People are declared the only source of authority in a democratic state, and people should realize this authority through free will of citizens participating in elections and referendums.
"Free will of citizens is a preconditioned, not absolute characteristic of a democratic state. For example, two European states - the Great Britain and France - have recently legalized unisex marriages. For comparably short time, after the parliament approved this law, France has become a stage for protest demonstrations with millions of people participating.

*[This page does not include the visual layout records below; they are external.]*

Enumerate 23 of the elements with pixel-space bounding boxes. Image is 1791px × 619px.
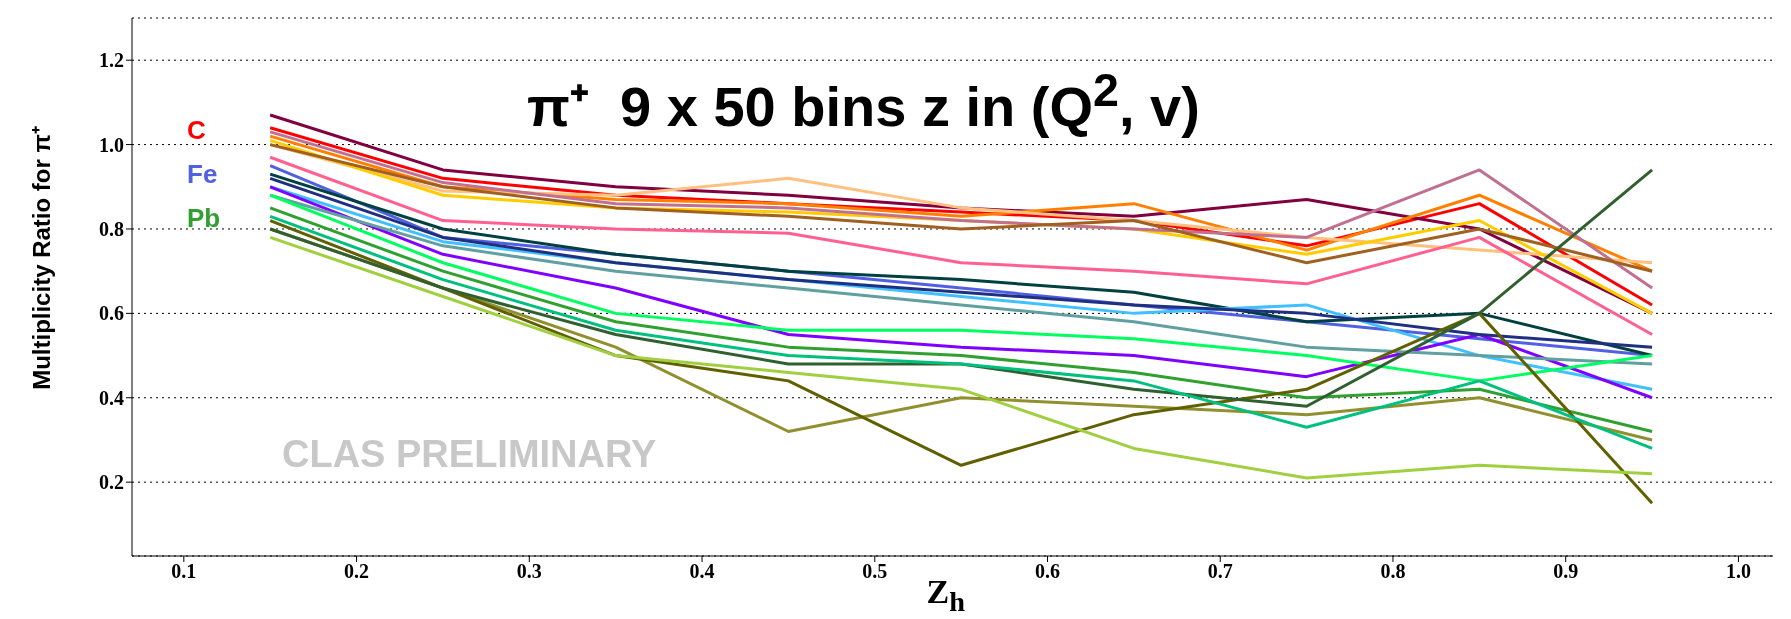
x-tick-label: 0.9	[1553, 560, 1579, 583]
y-axis-title: Multiplicity Ratio for π⁺	[26, 126, 56, 390]
text: Fe	[187, 158, 219, 191]
x-tick-label: 0.7	[1207, 560, 1233, 583]
text: π⁺ 9 x 50 bins z in (Q$^{2}$, v)	[527, 63, 1200, 140]
x-tick-label: 0.5	[862, 560, 888, 583]
text: C	[187, 114, 207, 147]
y-tick-label: 0.8	[99, 218, 124, 241]
y-tick-label: 0.2	[99, 471, 124, 494]
y-tick-label: 1.2	[99, 49, 124, 72]
y-tick-label: 0.6	[99, 302, 124, 325]
y-tick-label: 0.4	[99, 386, 124, 409]
x-tick-label: 0.4	[689, 560, 715, 583]
x-tick-label: 0.3	[516, 560, 542, 583]
x-tick-label: 0.2	[344, 560, 370, 583]
y-tick-label: 1.0	[99, 133, 124, 156]
x-tick-label: 0.6	[1035, 560, 1061, 583]
x-tick-label: 0.8	[1380, 560, 1406, 583]
line-series	[268, 155, 1654, 336]
x-tick-label: 1.0	[1725, 560, 1751, 583]
x-axis-title: Z$_{h}$	[926, 573, 966, 618]
x-tick-label: 0.1	[171, 560, 197, 583]
series-label: Pb	[187, 202, 221, 235]
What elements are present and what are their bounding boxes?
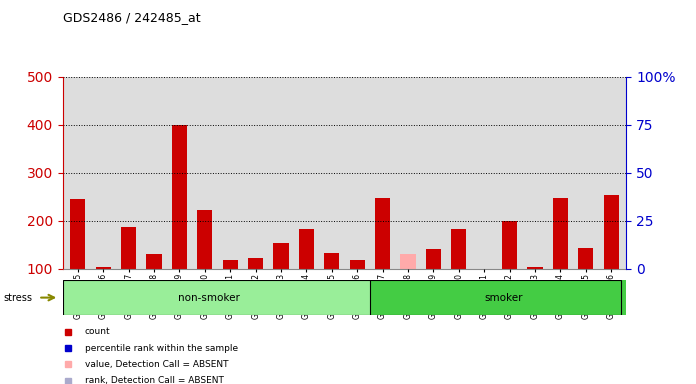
- Text: percentile rank within the sample: percentile rank within the sample: [84, 344, 238, 353]
- Bar: [146, 254, 161, 269]
- Bar: [502, 221, 517, 269]
- Bar: [451, 229, 466, 269]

However, the state consciously and demonstratively ignored demands of people and used tear gas to disperse them," the author of the article says.
According to him, "secularization in disguise of democratization" released "colossal energy of subordination to power" in European states.
"This powerful energy today strives to finally break with Christianity, which controlled its totalitarian impulses during seventeen centuries. Eventually, it unconsciously strives to set up an absolute dictatorship that demands total control over each member of society. Don't we move to it when "for the sake of security" we agree to obligatory electronic passports, dactyloscopy for everyone, and photo cameras occurring everywhere? All these things can be easily used in other purposes that can also be interpreted as "strengthening security measures," Metropolitan Hilarion notes.
He believes that latest developments in the world is "constituent restoration of Pax Romana, global international supremacy." The metropolitan also says that if Roman authorities were in certain periods indifferent to immorality, today they strive to make "immorality normal."